Lady Elizabeth didn’t seem to notice. “St. Evert is a lesser title, is it not? Tied to a small estate, probably? A small allowance, five hundred or so a year, I should think?” She turned to him as if merely posing an innocent question.
Did she honestly think he didn’t notice her calculating in his direction?
“Hmm. Yes. Something along those lines.”
She glanced into the trees and sighed. She may as well have said aloud, “What a pity.”
Her disappointment was not entirely displeasing. Valen smiled. He decided to toy with her. “Not nearly enough, is it? Naturally, that lets me off your list of eligibles.”
“Don’t be crass.” Ah, there was that familiar sour pucker he’d come to enjoy so well.

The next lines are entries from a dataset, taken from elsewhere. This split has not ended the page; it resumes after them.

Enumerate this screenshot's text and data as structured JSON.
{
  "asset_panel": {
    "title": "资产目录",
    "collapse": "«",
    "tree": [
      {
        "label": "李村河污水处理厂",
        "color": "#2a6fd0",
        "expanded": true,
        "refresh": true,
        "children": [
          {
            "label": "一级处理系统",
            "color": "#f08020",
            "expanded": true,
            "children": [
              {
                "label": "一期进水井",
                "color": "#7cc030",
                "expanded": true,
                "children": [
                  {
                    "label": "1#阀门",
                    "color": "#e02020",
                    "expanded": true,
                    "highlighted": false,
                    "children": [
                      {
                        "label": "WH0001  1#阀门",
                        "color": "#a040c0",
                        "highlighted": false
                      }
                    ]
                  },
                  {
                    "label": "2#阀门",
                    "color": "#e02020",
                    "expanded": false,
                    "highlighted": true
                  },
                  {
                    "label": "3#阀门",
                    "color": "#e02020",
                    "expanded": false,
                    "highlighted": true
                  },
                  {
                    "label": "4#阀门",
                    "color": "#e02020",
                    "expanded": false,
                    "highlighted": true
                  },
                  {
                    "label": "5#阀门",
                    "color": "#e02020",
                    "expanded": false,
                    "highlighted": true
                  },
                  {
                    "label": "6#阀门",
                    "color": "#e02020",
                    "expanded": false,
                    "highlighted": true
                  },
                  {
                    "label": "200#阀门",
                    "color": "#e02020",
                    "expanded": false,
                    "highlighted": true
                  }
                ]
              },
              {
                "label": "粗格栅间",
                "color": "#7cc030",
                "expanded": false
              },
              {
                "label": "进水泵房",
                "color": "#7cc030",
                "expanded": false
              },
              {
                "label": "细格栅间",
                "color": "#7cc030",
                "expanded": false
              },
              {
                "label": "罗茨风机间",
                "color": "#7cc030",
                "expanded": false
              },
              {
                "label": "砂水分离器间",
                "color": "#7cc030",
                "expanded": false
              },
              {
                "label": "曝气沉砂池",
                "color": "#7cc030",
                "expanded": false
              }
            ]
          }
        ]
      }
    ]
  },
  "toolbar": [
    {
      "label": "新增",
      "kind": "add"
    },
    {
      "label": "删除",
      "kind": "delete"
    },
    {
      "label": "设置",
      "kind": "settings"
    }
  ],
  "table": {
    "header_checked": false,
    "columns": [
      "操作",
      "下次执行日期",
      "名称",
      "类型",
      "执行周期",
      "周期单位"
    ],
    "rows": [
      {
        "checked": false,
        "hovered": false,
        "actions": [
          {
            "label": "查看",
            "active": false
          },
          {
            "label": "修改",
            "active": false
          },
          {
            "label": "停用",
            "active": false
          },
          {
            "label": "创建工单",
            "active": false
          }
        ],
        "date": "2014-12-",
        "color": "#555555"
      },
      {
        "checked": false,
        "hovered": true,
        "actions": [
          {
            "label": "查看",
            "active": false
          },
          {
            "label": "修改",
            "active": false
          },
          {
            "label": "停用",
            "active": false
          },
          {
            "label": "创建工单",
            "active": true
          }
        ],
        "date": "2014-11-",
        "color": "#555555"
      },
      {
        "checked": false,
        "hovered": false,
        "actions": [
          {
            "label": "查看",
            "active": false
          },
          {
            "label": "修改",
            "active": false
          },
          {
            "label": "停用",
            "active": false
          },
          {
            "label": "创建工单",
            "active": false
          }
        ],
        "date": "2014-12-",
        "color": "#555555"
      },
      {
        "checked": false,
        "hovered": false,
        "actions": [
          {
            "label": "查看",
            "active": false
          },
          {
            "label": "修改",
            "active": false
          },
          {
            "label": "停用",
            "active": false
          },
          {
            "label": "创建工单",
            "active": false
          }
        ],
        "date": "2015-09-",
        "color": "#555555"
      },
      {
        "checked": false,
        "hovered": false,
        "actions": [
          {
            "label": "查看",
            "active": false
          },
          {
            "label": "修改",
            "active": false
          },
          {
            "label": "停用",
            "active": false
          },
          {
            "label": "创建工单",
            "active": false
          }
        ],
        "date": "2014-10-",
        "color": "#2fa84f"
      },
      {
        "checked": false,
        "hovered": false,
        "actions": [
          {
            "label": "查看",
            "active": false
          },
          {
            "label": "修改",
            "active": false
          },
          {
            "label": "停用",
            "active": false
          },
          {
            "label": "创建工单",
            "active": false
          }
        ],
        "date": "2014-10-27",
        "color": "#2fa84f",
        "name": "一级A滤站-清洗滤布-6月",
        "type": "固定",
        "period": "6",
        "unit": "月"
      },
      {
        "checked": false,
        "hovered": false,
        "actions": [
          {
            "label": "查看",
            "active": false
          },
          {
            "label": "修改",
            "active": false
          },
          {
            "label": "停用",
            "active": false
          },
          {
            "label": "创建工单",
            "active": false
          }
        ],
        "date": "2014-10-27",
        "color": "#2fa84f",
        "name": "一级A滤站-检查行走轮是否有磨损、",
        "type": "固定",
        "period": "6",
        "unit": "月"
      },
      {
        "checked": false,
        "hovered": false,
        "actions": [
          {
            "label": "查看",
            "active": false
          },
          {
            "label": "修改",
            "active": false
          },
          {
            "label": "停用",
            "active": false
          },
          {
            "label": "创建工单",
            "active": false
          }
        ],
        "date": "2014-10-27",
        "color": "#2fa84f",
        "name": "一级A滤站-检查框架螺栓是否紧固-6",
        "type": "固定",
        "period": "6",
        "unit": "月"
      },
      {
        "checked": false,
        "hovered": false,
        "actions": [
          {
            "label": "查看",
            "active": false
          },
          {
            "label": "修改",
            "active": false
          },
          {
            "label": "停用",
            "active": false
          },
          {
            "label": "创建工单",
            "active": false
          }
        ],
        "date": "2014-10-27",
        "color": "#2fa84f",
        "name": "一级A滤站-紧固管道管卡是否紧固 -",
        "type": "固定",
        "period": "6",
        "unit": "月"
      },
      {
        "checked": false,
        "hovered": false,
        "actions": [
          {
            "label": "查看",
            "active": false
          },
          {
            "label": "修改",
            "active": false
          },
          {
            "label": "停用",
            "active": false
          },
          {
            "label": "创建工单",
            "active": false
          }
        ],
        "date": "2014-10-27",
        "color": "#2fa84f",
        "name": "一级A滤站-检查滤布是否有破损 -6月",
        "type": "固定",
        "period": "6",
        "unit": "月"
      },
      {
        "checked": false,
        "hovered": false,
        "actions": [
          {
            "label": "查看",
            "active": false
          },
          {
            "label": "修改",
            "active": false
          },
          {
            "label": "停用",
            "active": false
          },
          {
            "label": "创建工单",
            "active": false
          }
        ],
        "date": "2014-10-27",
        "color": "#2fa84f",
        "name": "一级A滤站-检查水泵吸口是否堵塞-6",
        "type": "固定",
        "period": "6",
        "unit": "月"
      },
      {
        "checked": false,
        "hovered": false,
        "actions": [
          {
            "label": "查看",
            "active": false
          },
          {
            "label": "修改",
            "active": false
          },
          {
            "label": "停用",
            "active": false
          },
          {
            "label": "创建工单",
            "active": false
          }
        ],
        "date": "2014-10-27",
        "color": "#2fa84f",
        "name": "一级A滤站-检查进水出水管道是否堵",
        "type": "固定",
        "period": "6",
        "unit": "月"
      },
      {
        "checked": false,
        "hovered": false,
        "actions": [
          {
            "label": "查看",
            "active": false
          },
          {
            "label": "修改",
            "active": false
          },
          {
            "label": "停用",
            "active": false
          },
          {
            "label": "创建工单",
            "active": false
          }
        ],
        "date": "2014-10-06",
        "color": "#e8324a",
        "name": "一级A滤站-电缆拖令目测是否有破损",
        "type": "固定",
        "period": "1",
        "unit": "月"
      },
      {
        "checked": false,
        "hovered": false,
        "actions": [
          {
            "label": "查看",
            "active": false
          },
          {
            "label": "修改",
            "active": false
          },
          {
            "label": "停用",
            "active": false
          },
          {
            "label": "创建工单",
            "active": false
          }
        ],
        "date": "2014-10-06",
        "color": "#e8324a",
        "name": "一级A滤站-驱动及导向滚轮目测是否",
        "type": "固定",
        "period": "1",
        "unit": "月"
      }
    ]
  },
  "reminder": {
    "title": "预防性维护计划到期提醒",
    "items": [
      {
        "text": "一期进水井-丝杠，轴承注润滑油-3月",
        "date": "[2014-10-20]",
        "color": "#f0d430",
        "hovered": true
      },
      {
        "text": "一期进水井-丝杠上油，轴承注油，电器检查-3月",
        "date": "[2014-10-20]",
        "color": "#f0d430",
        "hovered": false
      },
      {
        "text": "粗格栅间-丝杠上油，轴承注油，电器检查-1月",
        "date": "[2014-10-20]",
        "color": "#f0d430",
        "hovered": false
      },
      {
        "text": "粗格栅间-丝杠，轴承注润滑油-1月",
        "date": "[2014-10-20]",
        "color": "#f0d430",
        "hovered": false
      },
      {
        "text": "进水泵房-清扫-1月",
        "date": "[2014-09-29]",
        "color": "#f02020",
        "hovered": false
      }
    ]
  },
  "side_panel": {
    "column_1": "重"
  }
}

“Not crass, my lady. Frank. As you were to ask so boldly about my income. If you are worried about my feelings, allow me to reassure you. I’m not wounded in the least. To the contrary, I’m heartily relieved to know it.”
“I am delighted to have relieved you of the onerous burden of being one of my suitors.” She glared at him, tapping her toe against the stones of the pathway. “I do, however, find it odd. After all, I am not the one who went about kissing people in the middle of the night, making them speculate on such matters.”
So, she had speculated on it. Good. He’d lain awake for an abominable long time, enduring scenario after scenario of tortuously pleasant imaginings. She deserved to share in his sleeplessness. “Yes, it’s a great comfort knowing I will be spared any of your machinations.”
She stamped her foot on the pathway and turned to him, ready to bite. “Machinations! Me?